- Jones Mill Jones Mill
- Coordinates: 34°26′15″N 92°53′16″W﻿ / ﻿34.43750°N 92.88778°W
- Country: United States
- State: Arkansas
- County: Hot Spring
- Elevation: 312 ft (95 m)

Population (2020)
- • Total: 411
- Time zone: UTC-6 (Central (CST))
- • Summer (DST): UTC-5 (CDT)
- ZIP code: 72105
- Area code: 501
- GNIS feature ID: 57997

= Jones Mill, Arkansas =

Jones Mill (also known as Jones Mills) is an unincorporated community and census-designated place (CDP) in Hot Spring County, Arkansas, United States. It was first listed as a CDP in the 2020 census with a population of 411.

Jones Mill is located along U.S. Route 270 7 mi northwest of Malvern. Jones Mill has a post office with ZIP code 72105.

==History==
Jones Mill formerly had three major Reynolds Metals Company plants: The Jones Mills Reduction Plant, the Malvern Cable Plant and the Hot Spring Rolling Mill. The United States War Department in October 1941 announced the Remmel Dam Aluminum Plant would be one of four defense plants built in Arkansas. Reynolds Metals bought the plant after the war.

In September 1985, Reynolds Metals announced it would close its Jones Mills plant and the Patterson Reduction Plant, at Gum Springs, Arkansas, by mid-October.

After the permanent closures, Reynolds Metals reported it was then operating at 72 percent of its revised reduction capacity.

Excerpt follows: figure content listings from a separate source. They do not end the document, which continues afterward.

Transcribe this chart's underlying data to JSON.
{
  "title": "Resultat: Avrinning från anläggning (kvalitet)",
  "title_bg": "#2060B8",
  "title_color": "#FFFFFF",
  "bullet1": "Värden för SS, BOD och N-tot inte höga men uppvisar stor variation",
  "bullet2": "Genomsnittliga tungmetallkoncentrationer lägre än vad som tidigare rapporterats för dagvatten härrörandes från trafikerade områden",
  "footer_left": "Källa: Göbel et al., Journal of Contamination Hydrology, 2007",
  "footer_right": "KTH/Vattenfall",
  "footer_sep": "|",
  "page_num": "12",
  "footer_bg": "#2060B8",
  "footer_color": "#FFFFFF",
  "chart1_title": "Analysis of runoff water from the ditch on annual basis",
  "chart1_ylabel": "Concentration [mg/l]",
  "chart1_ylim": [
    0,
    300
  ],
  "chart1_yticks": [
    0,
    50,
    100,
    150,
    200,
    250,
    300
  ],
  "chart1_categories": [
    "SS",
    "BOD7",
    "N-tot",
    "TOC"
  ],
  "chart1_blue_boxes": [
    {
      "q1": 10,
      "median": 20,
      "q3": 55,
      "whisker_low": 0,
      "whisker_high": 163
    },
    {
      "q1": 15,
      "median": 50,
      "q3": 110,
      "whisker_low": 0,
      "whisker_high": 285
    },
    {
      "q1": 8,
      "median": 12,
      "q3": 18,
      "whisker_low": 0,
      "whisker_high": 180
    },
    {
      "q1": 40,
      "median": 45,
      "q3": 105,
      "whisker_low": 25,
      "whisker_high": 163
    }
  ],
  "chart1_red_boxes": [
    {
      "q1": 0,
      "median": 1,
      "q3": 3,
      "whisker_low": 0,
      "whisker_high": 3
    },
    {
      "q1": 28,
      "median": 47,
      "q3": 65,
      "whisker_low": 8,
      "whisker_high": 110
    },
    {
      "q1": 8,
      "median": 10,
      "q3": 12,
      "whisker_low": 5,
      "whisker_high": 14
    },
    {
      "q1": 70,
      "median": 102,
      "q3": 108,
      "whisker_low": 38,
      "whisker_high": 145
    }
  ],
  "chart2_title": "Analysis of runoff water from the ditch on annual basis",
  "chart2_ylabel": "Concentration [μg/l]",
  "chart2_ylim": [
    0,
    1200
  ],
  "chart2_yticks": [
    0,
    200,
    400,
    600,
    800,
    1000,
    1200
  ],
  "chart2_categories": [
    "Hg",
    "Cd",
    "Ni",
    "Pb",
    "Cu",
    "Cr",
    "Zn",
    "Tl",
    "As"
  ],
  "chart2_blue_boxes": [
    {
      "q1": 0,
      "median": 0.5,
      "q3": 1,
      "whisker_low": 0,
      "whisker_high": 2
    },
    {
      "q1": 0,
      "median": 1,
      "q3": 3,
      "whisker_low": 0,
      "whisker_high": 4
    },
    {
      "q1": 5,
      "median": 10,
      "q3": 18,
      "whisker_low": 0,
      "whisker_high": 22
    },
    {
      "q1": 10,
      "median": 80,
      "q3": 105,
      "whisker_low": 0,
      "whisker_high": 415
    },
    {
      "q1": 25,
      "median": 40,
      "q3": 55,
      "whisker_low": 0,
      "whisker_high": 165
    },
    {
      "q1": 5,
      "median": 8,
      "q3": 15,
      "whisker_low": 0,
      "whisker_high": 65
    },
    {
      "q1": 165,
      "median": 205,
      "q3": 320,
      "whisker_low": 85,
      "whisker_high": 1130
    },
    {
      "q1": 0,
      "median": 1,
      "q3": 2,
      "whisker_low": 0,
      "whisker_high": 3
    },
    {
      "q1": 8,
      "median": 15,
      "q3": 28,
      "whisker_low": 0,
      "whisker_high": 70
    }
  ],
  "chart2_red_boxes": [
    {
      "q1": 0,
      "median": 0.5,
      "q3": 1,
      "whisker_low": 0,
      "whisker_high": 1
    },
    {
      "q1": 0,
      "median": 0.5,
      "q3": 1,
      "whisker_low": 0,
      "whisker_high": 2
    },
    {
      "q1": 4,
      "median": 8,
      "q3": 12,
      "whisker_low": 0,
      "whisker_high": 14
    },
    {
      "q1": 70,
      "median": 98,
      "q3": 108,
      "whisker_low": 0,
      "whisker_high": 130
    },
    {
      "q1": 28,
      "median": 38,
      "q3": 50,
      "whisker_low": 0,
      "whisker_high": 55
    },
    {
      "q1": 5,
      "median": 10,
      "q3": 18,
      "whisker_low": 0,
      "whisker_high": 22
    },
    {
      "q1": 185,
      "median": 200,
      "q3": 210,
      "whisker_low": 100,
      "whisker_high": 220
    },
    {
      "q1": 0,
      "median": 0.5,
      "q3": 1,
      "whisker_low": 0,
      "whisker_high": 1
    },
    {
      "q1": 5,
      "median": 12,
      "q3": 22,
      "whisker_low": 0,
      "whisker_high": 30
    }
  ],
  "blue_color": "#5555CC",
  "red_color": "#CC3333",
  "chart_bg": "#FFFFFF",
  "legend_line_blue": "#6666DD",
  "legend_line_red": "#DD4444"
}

The cable plant was later sold and currently is owned by General Cable Corporation. Hot Spring Rolling Mill is now operated by Reynolds Packaging Group, a unit of Reynolds Group Holdings. The U.S. War Department's reduction plant was named for nearby Remmel Dam, a hydroelectric dam operated by Arkansas Power & Light Co. (now known as Entergy Arkansas.) Reynolds Metals renamed it, using the older spelling of the community's name, Jones Mills. The cable mill was named for the nearby city of Malvern. The rolling mill is named for Hot Spring County.

==Demographics==

Historical population
| Census | Pop. | Note | %± |
| 2020 | 411 |  | — |
U.S. Decennial Census 2020

===2020 census===

Jones Mills CDP, Arkansas – Racial and ethnic composition Note: the US Census treats Hispanic/Latino as an ethnic category. This table excludes Latinos from the racial categories and assigns them to a separate category. Hispanics/Latinos may be of any race.
| Race / Ethnicity (NH = Non-Hispanic) | Pop 2020 | % 2020 |
|---|---|---|
| White alone (NH) | 361 | 87.83% |
| Black or African American alone (NH) | 5 | 1.22% |
| Native American or Alaska Native alone (NH) | 1 | 0.24% |
| Asian alone (NH) | 0 | 0.00% |
| Pacific Islander alone (NH) | 0 | 0.00% |
| Some Other Race alone (NH) | 0 | 0.00% |
| Mixed Race or Multi-Racial (NH) | 33 | 8.03% |
| Hispanic or Latino (any race) | 11 | 2.68% |
| Total | 411 | 100.00% |

== Education ==
Public education for early childhood, elementary and secondary school students is provided by Magnet Cove School District, which leads to graduation from Magnet Cove High School.

==Infrastructure==

===Transportation===
Jones Mill is connected on road by U.S. Route 270 and Arkansas Highway 51. Arkansas Midland Railroad, operating over the route of the original Hot Springs Railroad, provides railroad freight service to Hot Springs and Malvern, and links to the Union Pacific Railroad in Malvern.